Por unanimidade, o Plenário referendou a instauração do processo administrativo disciplinar, pena de suspensão por 90 dias e, por maioria, decidiu pelo afastamento cautelar do membro de suas funções pelo prazo de 60 dias.

O corporativismo do MPE-SP

Antes, todas as denúncias contra Nelson O’Reilly foram liminarmente arquivadas pela corregedoria do Ministério Público de São Paulo.

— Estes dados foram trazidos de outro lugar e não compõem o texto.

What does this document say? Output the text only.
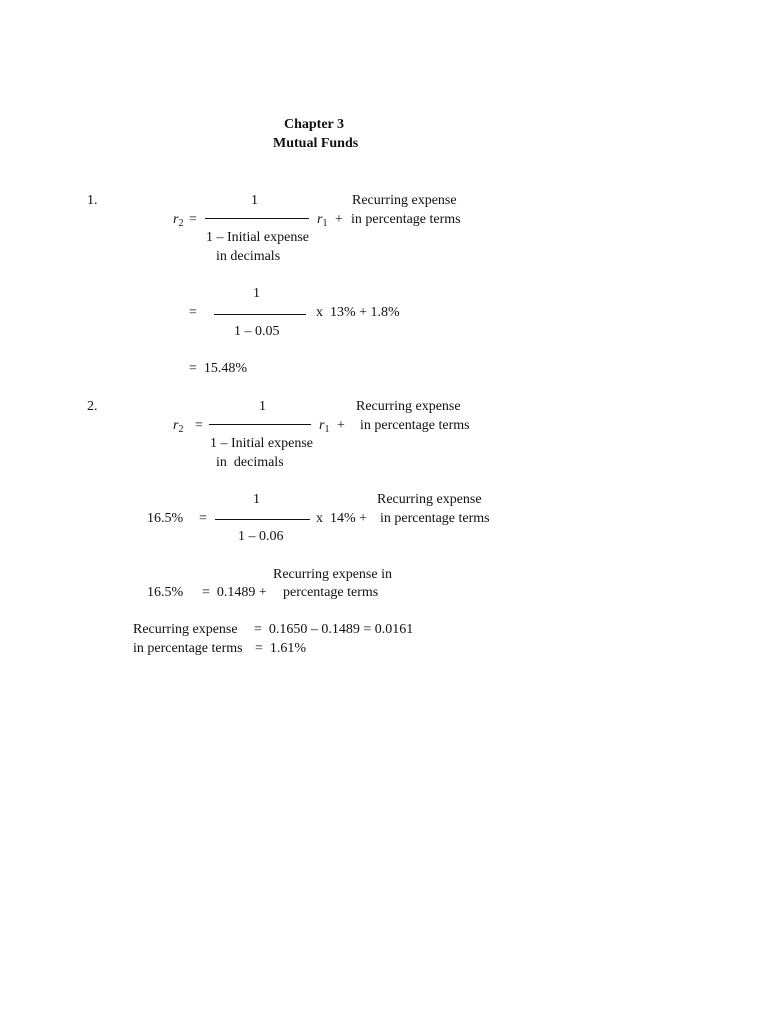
Chapter 3
Mutual Funds
1.	1	Recurring expense
$r_2$ =	$r_1$ + in percentage terms
1 – Initial expense
in decimals
1
=	x  13% + 1.8%
1 – 0.05
=  15.48%
2.	1	Recurring expense
$r_2$ =	$r_1$ + in percentage terms
1 – Initial expense
in  decimals
1	Recurring expense
16.5% =	x  14% + in percentage terms
1 – 0.06
Recurring expense in
16.5% =  0.1489 + percentage terms
Recurring expense =  0.1650 – 0.1489 = 0.0161
in percentage terms =  1.61%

No dia 21 de novembro de 2019, o site oficial do MPSP chegou a publicar uma nota de desagravo, alegando que “a tentativa de desqualificar quem representa o Estado acusador é um expediente bastante conhecido nos meios jurídicos. Mas a comunidade sanjoanense pode estar certa de que os dois promotores, com o respaldo e a solidariedade da nossa instituição, continuarão a atuar sempre com base na técnica e no profissionalismo, buscando única e exclusivamente o bem comum”.

No CNMP, a defesa de O’Reilly foi feita pelo subprocurador Wallace Paiva Martins Junior, mostrando a face mais explícita do lavajatismo que ameaça as prerrogativas de todos os procuradores, pela condescendência com todo tipo de abusos.

Os argumentos foram esdrúxulos, tendo tudo para se tornar um clássico do corporativismo.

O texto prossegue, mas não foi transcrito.